Horseshoe owner Charlie Hoertkorn says renovations to his venue, which already sees up to 5,000 guests in a weekend, will improve flow and prevent bottle-necking: “Plus, we paved it, so no more dirty, ruined shoes for the girls.” (Dori Fitzpatrick)

Downstairs at Soundbar, Murphy calls track season her Super Bowl (“we prep all year”), and tries to prepare the newbies: “This spring, one new person thought we were so busy, and all I could say was, ‘If you think this is bad, just you wait.’” But at the Horseshoe, where a whopping 17 bartenders serve thousands (up to 2,000 at a time with renovations making room for even more this year), it really does conjure up a meme-worthy battle. There’s one bar that serves only cans, and you might hear “cash only!’ if the crowds get too dense. “When the people line up at the bar, I call it a typewriter,” says owner Charlie Hoertkorn. “’What do you want? What do you want? What do you want? What do you want?’ Then you go click, click, click back to the beginning.” (Murphy says the crowd gets so thick at Soundbar that dancing her way through it with her bottle service tray is the only option.)

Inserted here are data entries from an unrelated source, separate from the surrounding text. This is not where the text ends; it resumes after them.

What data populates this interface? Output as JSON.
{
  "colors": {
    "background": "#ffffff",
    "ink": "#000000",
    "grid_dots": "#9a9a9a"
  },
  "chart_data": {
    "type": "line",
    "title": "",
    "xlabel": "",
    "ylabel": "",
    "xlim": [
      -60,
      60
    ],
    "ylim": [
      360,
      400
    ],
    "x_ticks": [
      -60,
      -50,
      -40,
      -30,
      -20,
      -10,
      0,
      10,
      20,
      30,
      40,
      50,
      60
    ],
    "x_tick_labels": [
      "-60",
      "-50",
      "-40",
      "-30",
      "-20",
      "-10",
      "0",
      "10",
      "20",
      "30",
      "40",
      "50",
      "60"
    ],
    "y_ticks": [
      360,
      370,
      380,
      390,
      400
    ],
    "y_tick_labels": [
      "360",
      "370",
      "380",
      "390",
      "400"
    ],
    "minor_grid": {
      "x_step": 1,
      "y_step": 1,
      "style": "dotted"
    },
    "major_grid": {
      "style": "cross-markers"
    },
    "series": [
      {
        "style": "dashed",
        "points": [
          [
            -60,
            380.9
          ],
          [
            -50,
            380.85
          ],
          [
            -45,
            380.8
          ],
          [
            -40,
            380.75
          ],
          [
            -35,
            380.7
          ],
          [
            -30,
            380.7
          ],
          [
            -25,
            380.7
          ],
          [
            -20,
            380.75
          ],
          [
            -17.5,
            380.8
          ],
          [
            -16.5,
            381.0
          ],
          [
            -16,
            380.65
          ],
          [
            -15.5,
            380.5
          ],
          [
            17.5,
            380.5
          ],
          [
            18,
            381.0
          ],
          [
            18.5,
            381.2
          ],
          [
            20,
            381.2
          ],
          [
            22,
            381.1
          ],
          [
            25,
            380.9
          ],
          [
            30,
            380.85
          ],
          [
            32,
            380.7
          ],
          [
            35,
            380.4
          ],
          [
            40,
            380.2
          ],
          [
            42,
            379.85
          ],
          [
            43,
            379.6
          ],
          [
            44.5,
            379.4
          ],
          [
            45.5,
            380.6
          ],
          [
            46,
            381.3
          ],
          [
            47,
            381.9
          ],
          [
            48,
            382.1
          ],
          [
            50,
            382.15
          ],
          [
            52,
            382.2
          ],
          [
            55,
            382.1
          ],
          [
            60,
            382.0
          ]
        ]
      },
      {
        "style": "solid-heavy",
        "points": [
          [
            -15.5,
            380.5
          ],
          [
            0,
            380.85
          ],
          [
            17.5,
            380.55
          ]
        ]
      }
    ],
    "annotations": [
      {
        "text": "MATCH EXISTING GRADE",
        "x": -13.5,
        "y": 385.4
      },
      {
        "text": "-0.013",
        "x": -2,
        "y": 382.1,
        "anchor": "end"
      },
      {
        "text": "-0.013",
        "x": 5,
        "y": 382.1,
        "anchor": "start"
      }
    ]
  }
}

Over the years (this summer will be his sixth) Hoertkorn and his team have become a well-oiled machine that’s ready for anything.

“The bar opens at 5:30, and by 6:30 it’s like someone flipped a switch,” Hoertkorn says. “But sometimes a storm or the heat will cancel the rest of the card. We’ll be getting ready and look up to see 200 people headed our way at 4 or 4:30. You buckle down, get the barbacks in motion, and as people show up for their shifts, you get them out there.” And when Mother Nature steps in, anything goes. “In a big downpour, people huddle in the tents,” he says. “Some people always end up dancing in the rain, jumping in puddles.” Adds Foley, “One time my shoes were so muddy I just left them and walked downtown barefoot.”

If all of this chaos has you wondering why anyone would put themselves through it, they not only do so, but they’ll also do anything to avoid taking even one night off. “Money does motivate!” says Ventra, while Murphy says the older couples that hit Soundbar during track season are the biggest tippers aside from larger parties celebrating a special occasion. At the Horseshoe, Hoertkorn and Foley have a strong team of summer servers who are track season veterans, many rolling in the dough while on summer vacation from their teaching jobs. “Money-making season is all about your mentality going into it,” Duff says. “This is the priority. You don’t want to take time off all season, so clear your head now.” Adds Ventra, “You can’t let the stress show or let them see that you’re tired. Always stay positive because it’s going to be a good night.”